At the inaugural Mass at 3:00 p.m. yesterday, my pastor Fr. Tim Byerley gave a homily outlining these three aspects of our prayer focus. I want to highlight his thoughts from the third point: Renewal or reform. Last week Fr. Tim attended a conference in Washington, DC, the NAPA Institute’s Principled Entrepreneurship Conference. Two of the speakers at this conference were Gerhard Cardinal Müller of Germany and Dr. Scott Hahn. Cardinal Müller spoke of the importance of renewing and reforming the Church from the top down. He reminded the attendees how God has raised up saints in the past to call the Church back to holiness, and how at times God has even employed visitations of the Blessed Virgin Mary to speak truth to the Church, for example at Fatima, just over one hundred years ago. We must pray that there will be men and women who will faithfully speak truth to leadership as St. Catherine of Siena did to Pope Gregory XI convincing him to leave Avignon and take his rightful place in Rome; as Saints Robert Bellarmine, Charles Borromeo, and Philip Neri who were instrumental in the Counter-Reformation and the Council of Trent to restore and reform the Church from within. Who will be that saint or group of saints today?

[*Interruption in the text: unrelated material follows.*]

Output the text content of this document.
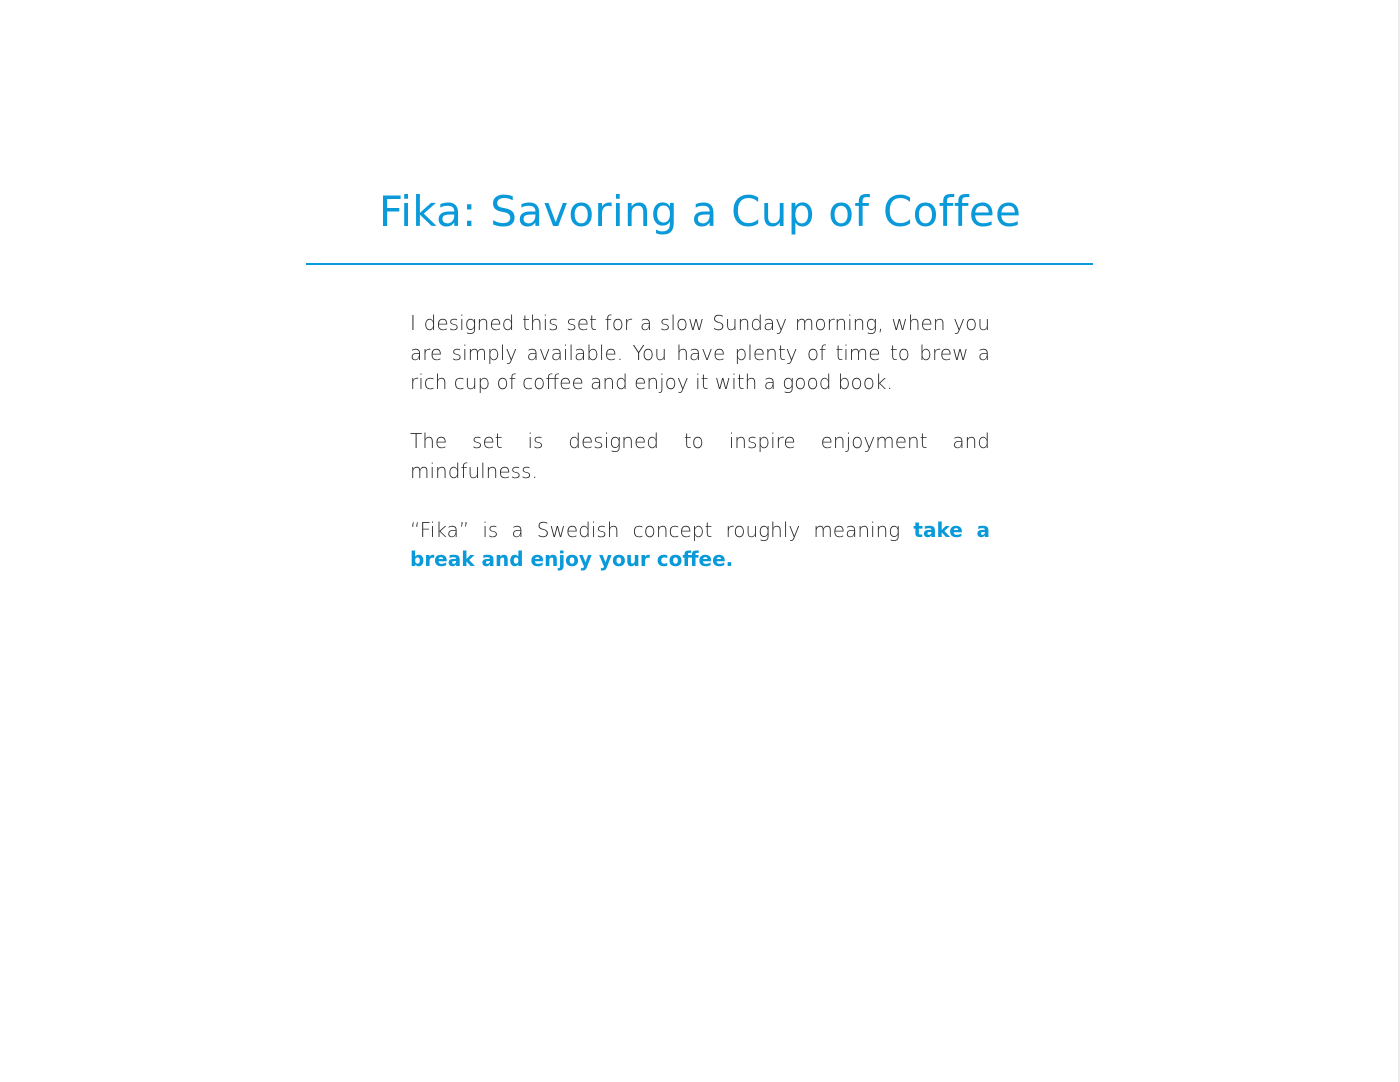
Fika: Savoring a Cup of Coffee

I designed this set for a slow Sunday morning, when you are simply available. You have plenty of time to brew a rich cup of coffee and enjoy it with a good book.

The set is designed to inspire enjoyment and mindfulness.

“Fika” is a Swedish concept roughly meaning take a break and enjoy your coffee.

Dr. Scott Hahn spoke of the importance of the Church being renewed and reformed from the bottom up. This is also very important and Dr. Hahn spoke to the conference as a layman himself. His focus was on the importance of lay Catholics living holy lives. He specifically referenced the need for couples to live out the Sacrament of Holy Matrimony and through their sacrament to honor each other, have children and raise those children to love God and the Church who will then became faithful priests, religious, and married couples who will in turn do the same. If Catholics would be faithful to do this, in one generation the Church would be renewed and reformed and the society would be impacted for the good.

He mentioned some specific ways in which married couples could achieve this, and all by God’s grace being poured out into their lives:

  • Lifetime commitment to marriage. What God has joined, no one should separate.
  • Rejection of contraception. Every couple must be open to life and using birth control is not something a Catholic can practice.
  • Rejection of pornography. Pornography is insidious in our culture. Back in 1964, Supreme Court Justice Potter Stewart said of pornography, “I know it when I see it.” Today we are so inundated by a culture of pornography that we sometimes struggle to recognize it when it gently laps on our shores, then before you know it the tide has come in and we are completely immersed. It’s time to reset our filters and reject what will destroy us, our marriages and our families, especially our children.
  • Commitment to raise godly children and grandchildren. Our children and grandchildren will not become holy by osmosis. We cannot expect that their education, religious or otherwise, their peers, the media and the culture in general will lead them to God. At best it will be neutral. It is our role and responsibility and God-given commission to “train up” our children and persist in their religious upbringing. We would not leave their nutrition, health, and general education to chance. Why would we put their immortal souls at the risk of hell by not leading them into the way of truth?

Whether you are participating in a Forty Hours of Prayer or not, set aside some time to pray, fast and seek how you may follow after our Lord in this challenging time. This is not something we can take lightly. Our destiny and the destiny of the next generation depend upon our faithfulness to respond to God.

Saints Catherine of Siena, Robert Bellarmine, Charles Borromeo and Philip Neri pray for us!